Temos aqui, portanto, o caráter de transitoriedade histórica que marca o estado conforme sua ligação com a dominação burguesa que também só perdura no tempo até o momento de queda desta sociedade fruto de uma revolução dos trabalhadores.

“Sendo o Estado, portanto, a forma pela qual os indivíduos de uma classe dominante fazem valer seus interesses comuns e na qual se resume toda a sociedade civil de uma época, conclui-se que todas as instituições civis de uma época passam pela mediação do Estado e recebem uma forma política. Daí a ilusão de que a lei repousa na vontade e, ainda mais, em uma vontade livre, destacada de sua base concreta. Da mesma maneira o Direito por sua vez reduz-se à lei”

O interessante é que palavras redigidas em 1845 ainda possuem um grau de radicalidade política que mesmo partidos da esquerda pequeno burguesa do país certamente não assumiriam em seu “programa mínimo” tais enunciados ditos em alto e bom som por Marx, sendo ele próprio não só um um ativista do momento dos trabalhadores, mas igualmente um interprete rigoroso desta sociedade. Há de se ponderar certamente que Marx ao identificar a natureza burguesa inevitável do estado nunca propugnou, tal qual os anarquistas, o simples boicote das eleições. Aqui ele identifica as raízes históricas e as imbricações essenciais entre a divisão do trabalho, a forma de propriedade privada e seu condicionamento político sob Estado, com a emergência da burguesia como nova classe dominantes. Ainda assim, Marx sugere sempre uma análise detida das particularidades de cada situação, já que à sua época tal processo ainda não se completara efetivamente à nível global.
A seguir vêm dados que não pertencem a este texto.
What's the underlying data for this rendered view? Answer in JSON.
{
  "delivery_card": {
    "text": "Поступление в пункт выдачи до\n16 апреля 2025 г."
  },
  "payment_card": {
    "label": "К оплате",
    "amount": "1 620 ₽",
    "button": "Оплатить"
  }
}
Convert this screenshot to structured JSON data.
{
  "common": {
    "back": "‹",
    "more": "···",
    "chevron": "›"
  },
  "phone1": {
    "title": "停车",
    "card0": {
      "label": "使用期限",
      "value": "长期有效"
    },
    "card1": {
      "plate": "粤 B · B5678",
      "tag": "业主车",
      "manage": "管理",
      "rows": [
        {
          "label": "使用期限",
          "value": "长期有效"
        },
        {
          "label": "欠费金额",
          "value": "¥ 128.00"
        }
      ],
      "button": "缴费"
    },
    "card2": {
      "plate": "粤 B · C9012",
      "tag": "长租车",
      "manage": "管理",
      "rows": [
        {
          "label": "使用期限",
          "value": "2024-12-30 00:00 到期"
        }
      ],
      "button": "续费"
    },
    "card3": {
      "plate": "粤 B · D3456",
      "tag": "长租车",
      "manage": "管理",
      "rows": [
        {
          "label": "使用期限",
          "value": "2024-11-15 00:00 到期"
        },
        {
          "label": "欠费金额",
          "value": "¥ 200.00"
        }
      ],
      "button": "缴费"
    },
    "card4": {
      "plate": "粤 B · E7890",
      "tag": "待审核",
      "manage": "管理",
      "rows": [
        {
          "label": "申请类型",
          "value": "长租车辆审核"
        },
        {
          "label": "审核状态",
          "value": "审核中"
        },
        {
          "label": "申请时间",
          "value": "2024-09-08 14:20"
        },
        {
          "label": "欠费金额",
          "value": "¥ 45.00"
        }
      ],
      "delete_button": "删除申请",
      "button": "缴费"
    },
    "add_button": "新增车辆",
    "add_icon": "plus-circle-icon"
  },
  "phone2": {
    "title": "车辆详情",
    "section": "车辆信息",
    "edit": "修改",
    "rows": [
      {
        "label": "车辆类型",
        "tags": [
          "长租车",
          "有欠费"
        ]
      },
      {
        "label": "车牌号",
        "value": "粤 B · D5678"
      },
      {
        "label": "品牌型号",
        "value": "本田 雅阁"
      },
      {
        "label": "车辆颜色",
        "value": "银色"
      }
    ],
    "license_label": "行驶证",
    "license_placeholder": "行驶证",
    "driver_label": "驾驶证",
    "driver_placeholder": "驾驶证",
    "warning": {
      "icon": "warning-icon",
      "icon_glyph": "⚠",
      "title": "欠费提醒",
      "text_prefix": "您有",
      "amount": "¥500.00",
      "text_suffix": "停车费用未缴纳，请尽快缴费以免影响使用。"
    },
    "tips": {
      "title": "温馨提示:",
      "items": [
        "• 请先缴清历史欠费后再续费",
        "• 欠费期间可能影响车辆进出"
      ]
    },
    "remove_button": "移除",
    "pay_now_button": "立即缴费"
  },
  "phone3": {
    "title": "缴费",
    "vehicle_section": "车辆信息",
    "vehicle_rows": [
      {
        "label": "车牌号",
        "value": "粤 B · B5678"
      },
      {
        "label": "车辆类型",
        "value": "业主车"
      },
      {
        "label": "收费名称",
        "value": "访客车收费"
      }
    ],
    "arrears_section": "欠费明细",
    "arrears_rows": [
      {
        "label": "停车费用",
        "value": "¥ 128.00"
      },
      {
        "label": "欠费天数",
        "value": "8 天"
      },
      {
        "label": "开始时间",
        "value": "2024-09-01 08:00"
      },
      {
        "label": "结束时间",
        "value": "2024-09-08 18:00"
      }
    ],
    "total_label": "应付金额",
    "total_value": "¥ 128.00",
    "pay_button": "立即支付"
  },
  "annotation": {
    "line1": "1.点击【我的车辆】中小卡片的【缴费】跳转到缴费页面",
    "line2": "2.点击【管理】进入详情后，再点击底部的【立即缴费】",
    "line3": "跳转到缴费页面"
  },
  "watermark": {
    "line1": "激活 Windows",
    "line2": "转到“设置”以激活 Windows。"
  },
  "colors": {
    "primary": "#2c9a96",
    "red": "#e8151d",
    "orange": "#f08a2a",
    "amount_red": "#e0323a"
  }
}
A leitura da Ideologia Alemã é fundamental como ponto de partida para um contato posterior do “Marx maduro”. Além dos conceitos de “materialismo histórico” que fazem contraponto ao idealismo da filosofia idealista alemã tributárias de Hegel e o materialismo limitado de Feuerbach, neste livro se prenunciam temas como a alienação do trabalho ou mesmo aspectos da sociedade comunista, diante a abolição da propriedade privada, da ressignificação do trabalho e do controle da produção pela vida.